In attempting to undermine National Water Quality Standards, HR2018 would:

  • Restrict EPA's ability to revise an existing water quality standard or promulgate a new one, unless the state concurs.
  • Prohibit EPA from rejecting a water quality certification granted by a state.
  • Prohibit EPA from withdrawing approval of a state water quality permitting program (National Pollutant Discharge Elimination System), or from limiting federal financial assistance for the state program if a state is not in compliance with water quality standards.
  • Prohibit EPA from objecting to a state's issuance of an NPDES permit that it believes does not comply with Water Quality Standards.

In an effort to gut national dredge and fill permits, H.R. 2018 would:

  • Restrict EPA's ability to veto a Corps 404 permitting decision unless the state concurs with the veto.
  • Allow a state to assume and administer only parts of the 404 permit program; under current law, states are required to assume the entire program or none of it.
  • Limit the EPA, U.S Fish and Wildlife Service and other agencies to 30 days to submit environmental impact comments to the Corps on a proposed section 404 permit.

Proponents of H.R. 2018 wrongly claim the federal government shouldn't have oversight of the states and their water programs, which vary greatly in standards and enforcement. Individual states would be free to use and abuse our rivers returning us to the pre-Clean Water Act days when our rivers caught fire, sewage flowed untreated and beaches were littered with trash and hypodermic needles. They could choose to ignore the needs of those downstream and in neighboring states despite the consequences.

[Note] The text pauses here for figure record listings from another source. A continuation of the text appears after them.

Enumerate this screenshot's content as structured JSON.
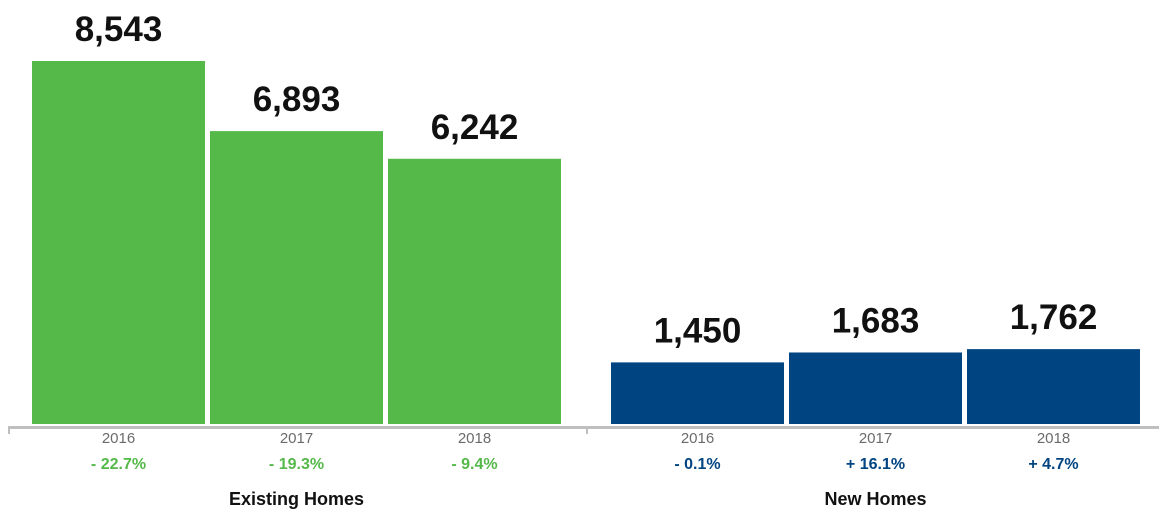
{
  "chart_data": {
    "type": "bar",
    "groups": [
      {
        "name": "Existing Homes",
        "color": "#55b94a",
        "change_color": "#55b94a",
        "bars": [
          {
            "year": "2016",
            "value": 8543,
            "label": "8,543",
            "change": "- 22.7%"
          },
          {
            "year": "2017",
            "value": 6893,
            "label": "6,893",
            "change": "- 19.3%"
          },
          {
            "year": "2018",
            "value": 6242,
            "label": "6,242",
            "change": "- 9.4%"
          }
        ]
      },
      {
        "name": "New Homes",
        "color": "#004481",
        "change_color": "#004481",
        "bars": [
          {
            "year": "2016",
            "value": 1450,
            "label": "1,450",
            "change": "- 0.1%"
          },
          {
            "year": "2017",
            "value": 1683,
            "label": "1,683",
            "change": "+ 16.1%"
          },
          {
            "year": "2018",
            "value": 1762,
            "label": "1,762",
            "change": "+ 4.7%"
          }
        ]
      }
    ],
    "ylim": [
      0,
      8543
    ],
    "axis_color": "#bfbfbf",
    "grid": false
  }
}
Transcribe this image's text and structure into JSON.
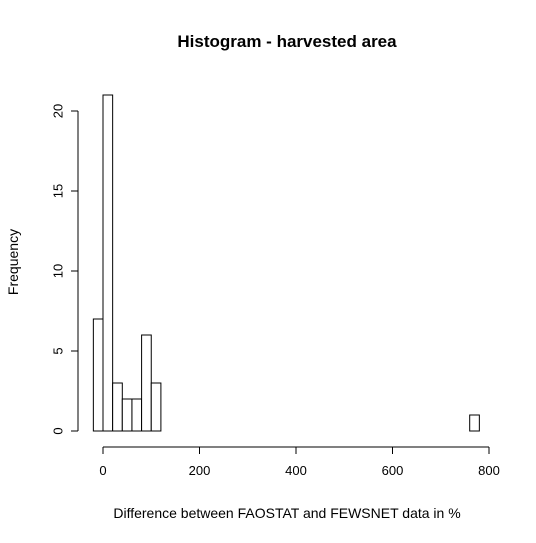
{
  "chart_data": {
    "type": "bar",
    "title": "Histogram - harvested area",
    "xlabel": "Difference between FAOSTAT and FEWSNET data in %",
    "ylabel": "Frequency",
    "xlim": [
      0,
      800
    ],
    "ylim": [
      0,
      20
    ],
    "x_ticks": [
      0,
      200,
      400,
      600,
      800
    ],
    "y_ticks": [
      0,
      5,
      10,
      15,
      20
    ],
    "grid": false,
    "bin_width": 20,
    "bins": [
      {
        "start": -20,
        "end": 0,
        "count": 7
      },
      {
        "start": 0,
        "end": 20,
        "count": 21
      },
      {
        "start": 20,
        "end": 40,
        "count": 3
      },
      {
        "start": 40,
        "end": 60,
        "count": 2
      },
      {
        "start": 60,
        "end": 80,
        "count": 2
      },
      {
        "start": 80,
        "end": 100,
        "count": 6
      },
      {
        "start": 100,
        "end": 120,
        "count": 3
      },
      {
        "start": 120,
        "end": 140,
        "count": 0
      },
      {
        "start": 140,
        "end": 160,
        "count": 0
      },
      {
        "start": 160,
        "end": 180,
        "count": 0
      },
      {
        "start": 180,
        "end": 200,
        "count": 0
      },
      {
        "start": 200,
        "end": 220,
        "count": 0
      },
      {
        "start": 220,
        "end": 240,
        "count": 0
      },
      {
        "start": 240,
        "end": 260,
        "count": 0
      },
      {
        "start": 260,
        "end": 280,
        "count": 0
      },
      {
        "start": 280,
        "end": 300,
        "count": 0
      },
      {
        "start": 300,
        "end": 320,
        "count": 0
      },
      {
        "start": 320,
        "end": 340,
        "count": 0
      },
      {
        "start": 340,
        "end": 360,
        "count": 0
      },
      {
        "start": 360,
        "end": 380,
        "count": 0
      },
      {
        "start": 380,
        "end": 400,
        "count": 0
      },
      {
        "start": 400,
        "end": 420,
        "count": 0
      },
      {
        "start": 420,
        "end": 440,
        "count": 0
      },
      {
        "start": 440,
        "end": 460,
        "count": 0
      },
      {
        "start": 460,
        "end": 480,
        "count": 0
      },
      {
        "start": 480,
        "end": 500,
        "count": 0
      },
      {
        "start": 500,
        "end": 520,
        "count": 0
      },
      {
        "start": 520,
        "end": 540,
        "count": 0
      },
      {
        "start": 540,
        "end": 560,
        "count": 0
      },
      {
        "start": 560,
        "end": 580,
        "count": 0
      },
      {
        "start": 580,
        "end": 600,
        "count": 0
      },
      {
        "start": 600,
        "end": 620,
        "count": 0
      },
      {
        "start": 620,
        "end": 640,
        "count": 0
      },
      {
        "start": 640,
        "end": 660,
        "count": 0
      },
      {
        "start": 660,
        "end": 680,
        "count": 0
      },
      {
        "start": 680,
        "end": 700,
        "count": 0
      },
      {
        "start": 700,
        "end": 720,
        "count": 0
      },
      {
        "start": 720,
        "end": 740,
        "count": 0
      },
      {
        "start": 740,
        "end": 760,
        "count": 0
      },
      {
        "start": 760,
        "end": 780,
        "count": 1
      }
    ]
  }
}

No consideration is even given to the conflicts that would arise when rivers are shared between 2 states.

Furthermore, these same misguided proponents are claiming this rule would help "save taxpayer money." They claim this will streamline processes and make permitting move through faster.   We wish to point out that rivers shared by two or more states, where one state is polluting the river upstream and affecting the health and safety of residents in another state further downstream, will quickly be tied up in lengthy and costly legal battles costing, not saving, taxpayers' money.

The proponents of this bill are trying hard to protect their fiscal interests in coal mining projects, a goal which is clearly stated in their "determination of need for the bill." Their short-sighted desires to protect their monetary interests will effectively hog tie all of the progress happening on our rivers, and lead us down a path of state vs. state legal battles for years to come. It will be a race to the bottom as state after state agrees to lower their water quality standards to attract new industries.  This bill is cronyism at its worse, and we, the citizens, are the ones that are going to lose. Please work to defeat HR 2018 and make sure it does not pass the Senate.